Scaffold-Grown Tumor Cells to Personalize Cancer Treatments

Testing drugs against patients’ cancer cells—without subjecting patients to chemotherapy—could lead to better, faster treatment.

by Menaka Wilhelm
February 12, 2018

A spinoff from the University of Oklahoma is developing a better way to design and 3D print artificial scaffolds, so they can rapidly grow tumor cells taken from individuals with cancer. This would enable clinicians to test which combination of chemotherapy drugs might best suit the individual and to begin treatment earlier.

Cancer patients, even those with similar diagnoses, often respond differently to the same drugs. Until recently, clinicians worked primarily by trial and error, testing different combinations of drugs to see how patients responded.

By testing different drug mixtures and strengths against arrays of lab-grown tumor cells, oncologists could hit upon the most promising chemotherapy combinations more rapidly, reduce treatment times, and improve outcomes. Tumor cells for testing are already available, since clinicians collect them during routine biopsies.
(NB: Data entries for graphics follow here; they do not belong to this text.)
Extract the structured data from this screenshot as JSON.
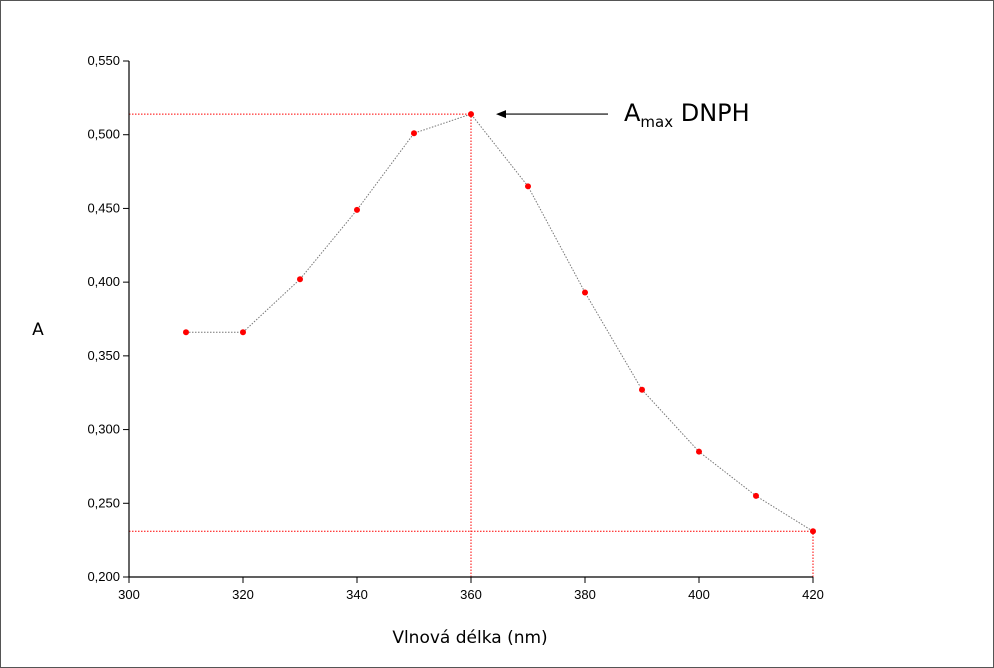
{
  "chart_data": {
    "type": "line",
    "title": "",
    "xlabel": "Vlnová délka (nm)",
    "ylabel": "A",
    "xlim": [
      300,
      420
    ],
    "ylim": [
      0.2,
      0.55
    ],
    "x_ticks": [
      300,
      320,
      340,
      360,
      380,
      400,
      420
    ],
    "x_tick_labels": [
      "300",
      "320",
      "340",
      "360",
      "380",
      "400",
      "420"
    ],
    "y_ticks": [
      0.2,
      0.25,
      0.3,
      0.35,
      0.4,
      0.45,
      0.5,
      0.55
    ],
    "y_tick_labels": [
      "0,200",
      "0,250",
      "0,300",
      "0,350",
      "0,400",
      "0,450",
      "0,500",
      "0,550"
    ],
    "grid": false,
    "legend": "none",
    "series": [
      {
        "x": [
          310,
          320,
          330,
          340,
          350,
          360,
          370,
          380,
          390,
          400,
          410,
          420
        ],
        "y": [
          0.366,
          0.366,
          0.402,
          0.449,
          0.501,
          0.514,
          0.465,
          0.393,
          0.327,
          0.285,
          0.255,
          0.231
        ],
        "line_color": "#777777",
        "line_style": "dotted",
        "marker_color": "#ff0000"
      }
    ],
    "reference_lines": [
      {
        "axis": "y",
        "value": 0.514,
        "x_from": 300,
        "x_to": 360,
        "color": "#ff0000",
        "style": "dotted"
      },
      {
        "axis": "x",
        "value": 360,
        "y_from": 0.2,
        "y_to": 0.514,
        "color": "#ff0000",
        "style": "dotted"
      },
      {
        "axis": "y",
        "value": 0.231,
        "x_from": 300,
        "x_to": 420,
        "color": "#ff0000",
        "style": "dotted"
      },
      {
        "axis": "x",
        "value": 420,
        "y_from": 0.2,
        "y_to": 0.231,
        "color": "#ff0000",
        "style": "dotted"
      }
    ],
    "annotations": [
      {
        "text_main": "A",
        "text_sub": "max",
        "text_after": " DNPH",
        "points_to": {
          "x": 360,
          "y": 0.514
        }
      }
    ]
  }
}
But to run large arrays of tests, they need to grow many more tumor cells outside patient bodies.

Researchers typically grow cells on scaffolds, which are not easy to build. Body tissues contain a myriad of mechanical and biochemical signals that determine how tumors will reproduce and spread. A scaffold needs to replicate these cues, so researchers will have a better idea how a medicine will affect tumor cells in their natural environment, said Cortes Williams, a postdoctoral researcher at the University of Oklahoma.

Williams is developing 3D printed scaffolds that mimic natural tissue on which he can grow different types of tumor cells. While many others have done the same, Williams focuses on speed. The faster the cells grow, the sooner doctors can begin optimized treatments.

Many other researchers opt for hydrogel-based tissue scaffolds that contain collagen proteins and growth factors that tumor cells typically see in the body. These scaffolds mimic the chemical signals of tissue well, but they rely on diffusion to transport nutrients, which limits how fast cells can grow.

Williams’ way around this limit is to use harder polymer frameworks built to improve flow. His scaffolds look a bit like tiny cheese graters. The nutrient bath flows through the pores in the grater-like structure, increasing the flow of nutrients to tumor cells better than diffusion alone. To make cells feel at home atop foreign polymers, he functionalizes the scaffolds with a proprietary combination of proteins and chemicals, encouraging cell attachment and growth.

Tuning the architecture of the 3D-printed scaffolds enables Williams to grow different types of cancer cells. Pore size, thickness of the pillars between pores, and the printing material all affect the forces on the cells. Bone cancer cells, for example, respond better to more force, while breast cancer cells need a softer environment.

Others have done similar, but they are unable to grow tumor cells consistently and repeatably. The problem, Williams said, is that 3D printers rarely print the exact structures specified in CAD files. This is especially true when dealing with small structures designed to stabilize cells. These test the resolution of many 3D printers.

As a result, forces that might appear optimized when simulating the behavior of a CAD design are anything but on the printed part. Williams points to small printing defects—excess material laid down when nozzle turns, and variable congealing between layers—that add up to large changes in the cellular environment. As a result, simulations often underestimate the shear forces present on an actual scaffold, Williams said.

To improve his predictions of the forces on as-printed parts, Williams scans his 3D printed scaffolds using micro-CT, a high-resolution version of computed tomography. He then incorporates this data (in the form of a probability density function) into is CAD routine to generate design results that more closely match his real-world tests. He has collected scan data from a few different 3D printing machines in order to address different flavors of variation. The result, he said, is a more consistent growth platform.

Bioreactors, where cells grow on scaffolds, also introduce some variation in flows, and Williams is keen to address this, too. His modeling software also accounts for four different bioreactors, enabling him to use a variety of lab setups to produce the same repeatable results.

Williams’ startup, Advanced Culture Systems, has secured a provisional patent for the technology that includes scaffold functionalization and force prediction. He ultimately hopes his company will earn FDA approval to print functionalized scaffolds and provide testing for clinics.

Given a sample from a patient’s biopsy, the company will grow tumor cells in bioreactors, pelt those samples with different drugs, and send results to doctors within a few weeks. “In a quicker timescale, for cheaper—we’re giving them information that they didn’t have access to before,” he said.

The technology’s greatest value will be to highlight which treatments to avoid, Williams said. Without knowing the response of a patient’s immune system, no test can fully determine which drugs will work in the body. But physicians can rule out drugs that scaffold-grown tumors ignore.

Between the genetic data clinicians analyze and this specific, individualized testing, more doctors may eventually prescribe treatments tailored to specific cancer cells. Although drugs prescribed to each patient may vary more, targeted care could unify treatment responses, ensuring that more chemotherapy courses end in recovery.

Menaka Wilhelm is an independent technical writer.